By Ending a Cruel Conservative Welfare Policy, This Budget Clearly Sets Out How Labour Will Wage the Battle to Renew Britain

Just recently, the finance minister, Rachel Reeves, delivered a Labour economic plan. People have been calling for Labour’s mission and values to be more distinctly articulated. By way of the choices made – a transition to a fairer tax system, focusing on wealth to pay for addressing child poverty, good public services and the living expenses – we have unequivocally demonstrated what we stand for.

This is why Labour MPs applauded in the Commons, and it’s why we are ready for the fights to come. And it’s why the cries from the right began right away.

The Central Dividing Line in UK Politics

The central division in British politics is yet again on the economy. On the one side Labour, who want to change it so it benefits everyday working people, and on the opposite side, our opponents, who support the status quo and the unsuccessful doctrine of the past. We must now take on, and prevail in, the debate.

The Tories had 14 years to fix things and in reality, by any measure, they got much worse. Their doctrinaire austerity and supply-side economics – tax cuts for the wealthy, reducing investment (leaving us with low productivity and wages), and neglecting to support young people post-Covid – didn’t work.

Legacy of Failure Under the Former Administration

Living standards fell by the biggest amount since records began, child poverty reached record levels, NHS waiting lists in England were the highest on record, wages were stagnant, a housing crisis became entrenched, young people scarred by Covid were left on the scrapheap. The record of failure goes on.

A single budget alone can’t fix everything, so Labour has a long-term plan for renewal and for restructuring the country. And we have to go out and keep making the case for why our approach will yield benefits.

Social Security and Youth Deprivation

During the Tories, welfare spending significantly increased. As did child poverty, because they failed to tackle the underlying issues: low pay, high housing costs, significant inequalities in education, health and regions. The state is forced to paying more to deal with the symptoms instead of the cure.

That’s why we are constructing more social housing than for a generation, raising wages and enhanced protections for workers, massively boosting investment in infrastructure and new industries, getting waiting lists down and lowering the costs of childcare and energy as we drive for clean power.

Ending the Two-Child Benefit Cap

This is also the reason we are absolutely right to use this budget to remove the two-child benefit cap.

For eight long years, since it was enacted, low-income families with children have suffered from a cruel social experiment that was branded as fair for working people when it was the opposite. Most of the families impacted by it have a parent in work.

It’s done nothing but push 300,000 more children into poverty – which, in the end, costs us more, as well as being heartless and immoral.

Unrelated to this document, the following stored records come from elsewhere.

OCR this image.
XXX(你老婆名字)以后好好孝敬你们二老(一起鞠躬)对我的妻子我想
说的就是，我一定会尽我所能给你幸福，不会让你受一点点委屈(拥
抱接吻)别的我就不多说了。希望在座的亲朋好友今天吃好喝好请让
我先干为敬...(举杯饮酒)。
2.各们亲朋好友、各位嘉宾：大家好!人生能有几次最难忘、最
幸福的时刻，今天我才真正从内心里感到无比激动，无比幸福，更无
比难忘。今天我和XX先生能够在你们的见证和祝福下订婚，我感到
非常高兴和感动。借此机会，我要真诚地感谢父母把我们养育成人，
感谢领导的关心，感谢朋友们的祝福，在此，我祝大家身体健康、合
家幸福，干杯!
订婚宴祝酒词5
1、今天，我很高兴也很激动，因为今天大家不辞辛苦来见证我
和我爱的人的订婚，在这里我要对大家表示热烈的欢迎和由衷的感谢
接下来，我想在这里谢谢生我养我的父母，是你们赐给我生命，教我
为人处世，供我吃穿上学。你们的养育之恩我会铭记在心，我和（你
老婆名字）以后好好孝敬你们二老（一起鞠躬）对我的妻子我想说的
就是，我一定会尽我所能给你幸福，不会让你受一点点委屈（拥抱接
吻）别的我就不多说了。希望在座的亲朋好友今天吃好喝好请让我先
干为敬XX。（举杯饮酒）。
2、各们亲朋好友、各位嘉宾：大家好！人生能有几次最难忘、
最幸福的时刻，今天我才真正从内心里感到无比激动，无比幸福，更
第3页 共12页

Real Impact in Local Areas

From experience from my own district – where over 5,000 children will be lifted out of poverty as a result of abolishing the cap – the real impact it’s had. Children wearing low-cost wellies as school shoes, children going to bed without food and cold, living in overcrowded, mouldy homes, parents this Christmas relying on food banks for a modest meal or small gift for their kids.

I also see the impact on schools, teachers, social workers, doctors and charities who are already overburdened but have to redirect time and resources to supporting children who are living with the results of severe deprivation.

Long-Term Effects of Youth Hardship

Just one in four pupils from the most disadvantaged families achieve five good GCSEs, compared with nearly three in four among affluent families. This predisposes them for the disadvantages they face during their lives: missed potential, economic struggles and ill health. Children who were raised in poverty are more likely to be unemployed or poor as adults.

Confronting child poverty isn’t just a ethical duty, it is a future-oriented strategy. Poverty costs the economy significantly more than the three billion pound cost of lifting the two-child cap, or expanding free school meals.

This is the reason we acted promptly in the budget, despite the very difficult economic context. Every day with this cap in place sees more than 100 extra children pushed into poverty. The effects of lifting it will not occur overnight either, so acting early in the parliament was vital.

The cap was a symbol to 14 years of unsuccessful rightwing ideology. Now it is abolished.

Fair Funding for Measures

We, as Labour, can also be explicit that these initiatives are being paid for in a fair way – from a new gambling levy, eliminating tax loopholes and a new “mansion tax”.

Final Thoughts

Fairness and purpose – that’s how we will succeed in the contest of ideas. This budget is a definitive statement that we won the election as Labour, and will lead as Labour. As I repeatedly said during my campaign to become deputy leader, we must reclaim the political megaphone and set the agenda more forcefully about what’s truly flawed with the country and how we are repairing it. We’ve certainly done that this week.

So let’s maintain it and win this struggle about how we will rebuild Britain and address the entrenched inequalities holding us back.

Michelle Morales
Michelle Morales

Lena is a seasoned journalist with a passion for uncovering untold stories and delivering compelling narratives that resonate with readers globally.